Но сначала – о прошлой ночи и о разговоре с Солом Пензером. Сол – безусловно лучший в своем деле; на мой взгляд, он стоит всех сорока пяти агентов, которыми располагали наши коллеги, но у него есть серьезный недостаток – уж слишком поздно он возвращается домой. Телефон я обнаружил без малейших усилий, в ближайшем ночном баре, позвонил, но Сол не ответил. Что мне было делать – не возвращаться же и гостиницу, не солоно хлебавши? Когда Вульф отправляет меня с каким-то поручением, то резонно рассчитывает, что я его выполню – в этом мы единомышленники. Выждав пять минут, я снова набрал номер Сола, потом повторил попытку десять минут спустя – с прежним успехом. Так продолжалось целую вечность, пока, наконец, в четверть второго Сол не соизволил снять трубку. Он сказал, что ведет слежку по поручению Баскома, и должен возобновить ее в девять утра. Я возразил, что вовсе не должен, если не хочет, чтобы нас с Вульфом судили за убийство и вынесли обвинительный приговор, и добавил, что Вульф лично позвонит в восемь утра. Затем я поведал Солу о наших вчерашних приключениях, пожелал спокойной ночи, вернулся в отель, поднялся в номер 902 и, как и следовало ожидать, застал Вульфа в постели. Этот бездельник спал сном младенца в кровати у открытого окна, а сама комната промерзла, как усыпальница. Разделся я при скудном свете, который пробивался из-за полуприкрытой двери в ванную.
Когда я сплю – я сплю, и все же я никогда не поверил бы, что млекопитающее вульфовских габаритов способно выбраться из постели, встать на задние лапы и натянуть на себя уйму одежды, не разбудив меня. Да еще в такой адский холод. Жаль, что мне не довелось подсмотреть, как он это проделал. А сон с меня слетел от щелчка, когда Вульф повернул дверную ручку. Я продрал глаза, приподнялся и провякал:
– Куда это вы намылились?
Вульф обернулся.
– Звонить Солу.
– А который час?
– На твоих наручных часах уже двадцать минут восьмого.
– Вы же сказали – в восемь!
– Я должен сначала поесть. Отдыхай. Тебе пока делать нечего.
Он вышел и закрыл за собой дверь. Я улегся на бок, с замиранием сердца представил себе, как Вульф втиснется в телефонную будку, и уснул.

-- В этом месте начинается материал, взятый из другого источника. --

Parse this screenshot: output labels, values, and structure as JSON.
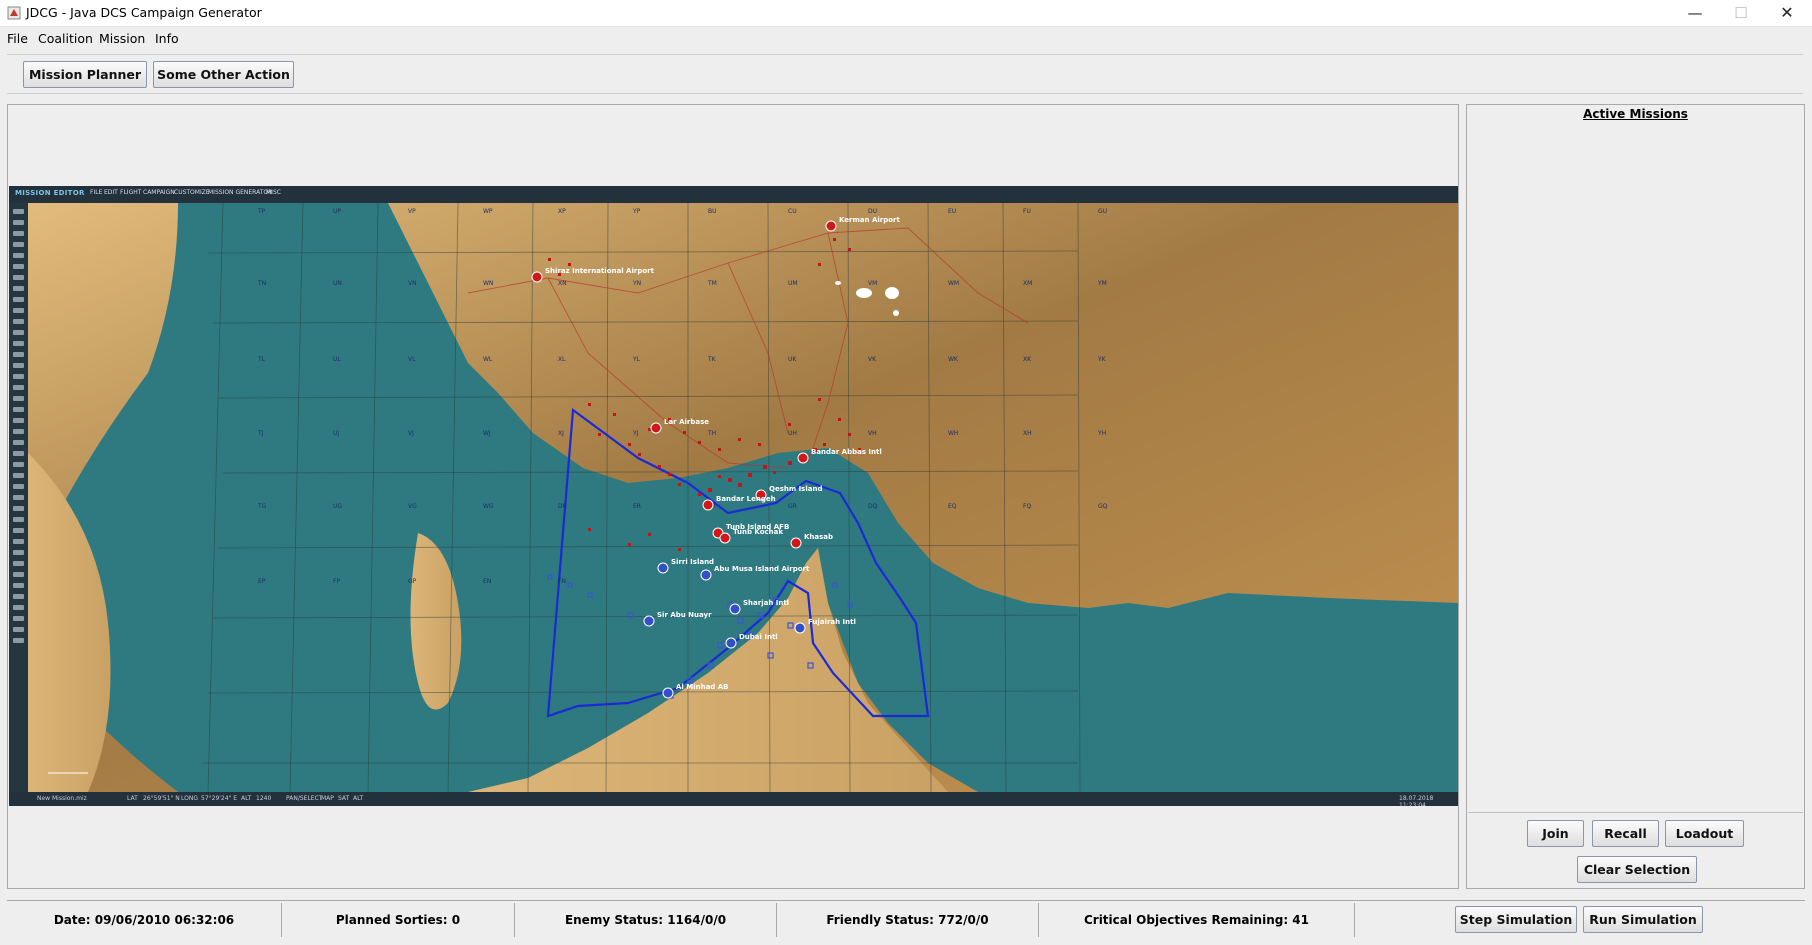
{
  "window": {
    "title": "JDCG - Java DCS Campaign Generator",
    "controls": {
      "minimize": "—",
      "maximize": "☐",
      "close": "✕"
    }
  },
  "menu": [
    "File",
    "Coalition",
    "Mission",
    "Info"
  ],
  "toolbar": {
    "mission_planner": "Mission Planner",
    "other_action": "Some Other Action"
  },
  "map": {
    "editor_title": "MISSION EDITOR",
    "editor_menu": [
      "FILE",
      "EDIT",
      "FLIGHT",
      "CAMPAIGN",
      "CUSTOMIZE",
      "MISSION GENERATOR",
      "MISC"
    ],
    "editor_status": [
      "New Mission.miz",
      "LAT",
      "26°59'51\" N",
      "LONG",
      "57°29'24\" E",
      "ALT",
      "1240",
      "PAN/SELECT",
      "MAP",
      "SAT",
      "ALT"
    ],
    "editor_clock": "18.07.2018 11:23:04",
    "grid_labels": [
      "TP",
      "UP",
      "VP",
      "WP",
      "XP",
      "YP",
      "BU",
      "CU",
      "DU",
      "EU",
      "FU",
      "GU",
      "TN",
      "UN",
      "VN",
      "WN",
      "XN",
      "YN",
      "TM",
      "UM",
      "VM",
      "WM",
      "XM",
      "YM",
      "TL",
      "UL",
      "VL",
      "WL",
      "XL",
      "YL",
      "TK",
      "UK",
      "VK",
      "WK",
      "XK",
      "YK",
      "TJ",
      "UJ",
      "VJ",
      "WJ",
      "XJ",
      "YJ",
      "TH",
      "UH",
      "VH",
      "WH",
      "XH",
      "YH",
      "TG",
      "UG",
      "VG",
      "WG",
      "DR",
      "ER",
      "FR",
      "GR",
      "DQ",
      "EQ",
      "FQ",
      "GQ",
      "EP",
      "FP",
      "GP",
      "EN",
      "FN"
    ],
    "airports": [
      {
        "name": "Kerman Airport",
        "side": "red"
      },
      {
        "name": "Shiraz International Airport",
        "side": "red"
      },
      {
        "name": "Lar Airbase",
        "side": "red"
      },
      {
        "name": "Bandar Abbas Intl",
        "side": "red"
      },
      {
        "name": "Qeshm Island",
        "side": "red"
      },
      {
        "name": "Bandar Lengeh",
        "side": "red"
      },
      {
        "name": "Tunb Island AFB",
        "side": "red"
      },
      {
        "name": "Tunb Kochak",
        "side": "red"
      },
      {
        "name": "Khasab",
        "side": "red"
      },
      {
        "name": "Sirri Island",
        "side": "blue"
      },
      {
        "name": "Abu Musa Island Airport",
        "side": "blue"
      },
      {
        "name": "Sir Abu Nuayr",
        "side": "blue"
      },
      {
        "name": "Sharjah Intl",
        "side": "blue"
      },
      {
        "name": "Dubai Intl",
        "side": "blue"
      },
      {
        "name": "Fujairah Intl",
        "side": "blue"
      },
      {
        "name": "Al Minhad AB",
        "side": "blue"
      }
    ],
    "colors": {
      "sea": "#2f7a80",
      "land": "#c99a56",
      "border_line": "#1a2bd6",
      "red_unit": "#d11818",
      "blue_unit": "#3450c8"
    }
  },
  "right_panel": {
    "title": "Active Missions",
    "buttons": {
      "join": "Join",
      "recall": "Recall",
      "loadout": "Loadout",
      "clear_selection": "Clear Selection"
    }
  },
  "status": {
    "date": "Date: 09/06/2010 06:32:06",
    "planned_sorties": "Planned Sorties: 0",
    "enemy_status": "Enemy Status: 1164/0/0",
    "friendly_status": "Friendly Status: 772/0/0",
    "critical_objectives": "Critical Objectives Remaining: 41",
    "step_simulation": "Step Simulation",
    "run_simulation": "Run Simulation"
  }
}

Правда, спал я уже и вполовину не так крепко, как раньше. Едва Вульф вставил ключ в замочную скважину, сон с меня как рукой сняло. Я бросил взгляд на часы: восемь тридцать пять. Вульф вошел, запер за собой дверь, снял шляпу и пальто и повесил их в стенной шкаф. Я спросил, поговорил ли он с Солом, и Вульф ответил, что да, мол, и вполне приемлемо. Я поинтересовался, чем закончилось вчерашнее собрание, согласились ли коллеги помочь нам, и получил такой же ответ: «да» и «приемлемо». Я полюбопытствовал, что нужно теперь делать, и в ответ услышал – «ничего». На мой вопрос, приемлемо ли это, Вульф ответил утвердительно. Разговаривая, он одновременно снимал одежду. Раздевшись, Вульф, не обращая внимания на лютую холодрыгу, натянул пижаму, залез в постель, накрылся одеялом и повернулся ко мне спиной.
Настала моя очередь – время приближалось к девяти утра, сна ни в одном глазу, а под ложечкой уже посасывало от голода. Я скатился с кровати, прошлепал в ванную, умылся, побрился, оделся (я с трудом застегнул пуговицы на сорочке, потому что дрожал, как осиновый лист), спустился в вестибюль, купил «Таймс» и «Газетт», прошагал в ресторан и заказал апельсиновый сок, оладьи, колбасу, омлет и кофе. Покончив с завтраком, я устроился в вестибюле на кресле и просмотрел газеты. Никаких новых для себя сведений об убийстве Уильяма А.Донахью я в них не обнаружил, если не считать нескольких дюжин абсолютно бесполезных мелочей, вроде заключения врача, проводившего вскрытие, о том, что смерть наступила за два-пять часов до того, как ему доставили тело. «Газетт» впервые поместила фотографии нас с Вульфом как арестантов. Мой снимок был просто загляденье, а вульфовский никуда не годился. Еще рядом красовалась физиономия Альберта Хайетта, а следом за ней было напечатано фото Донахью, явно сделанное после того, как над трупом потрудились эксперты. Я вышел на улицу подышать и поднял воротник пальто, чтобы хоть чуть-чуть уберечься от порывов леденящего ветра. На улице было не теплее, чем в номере 902, но меня согревала мысль, что под залог гулять куда приятнее, чем уныло вышагивать по тюремному двору. В отель я вернулся уже в двенадцатом часу, поднялся на лифте на девятый этаж, отомкнул дверь и вошел в морозильник.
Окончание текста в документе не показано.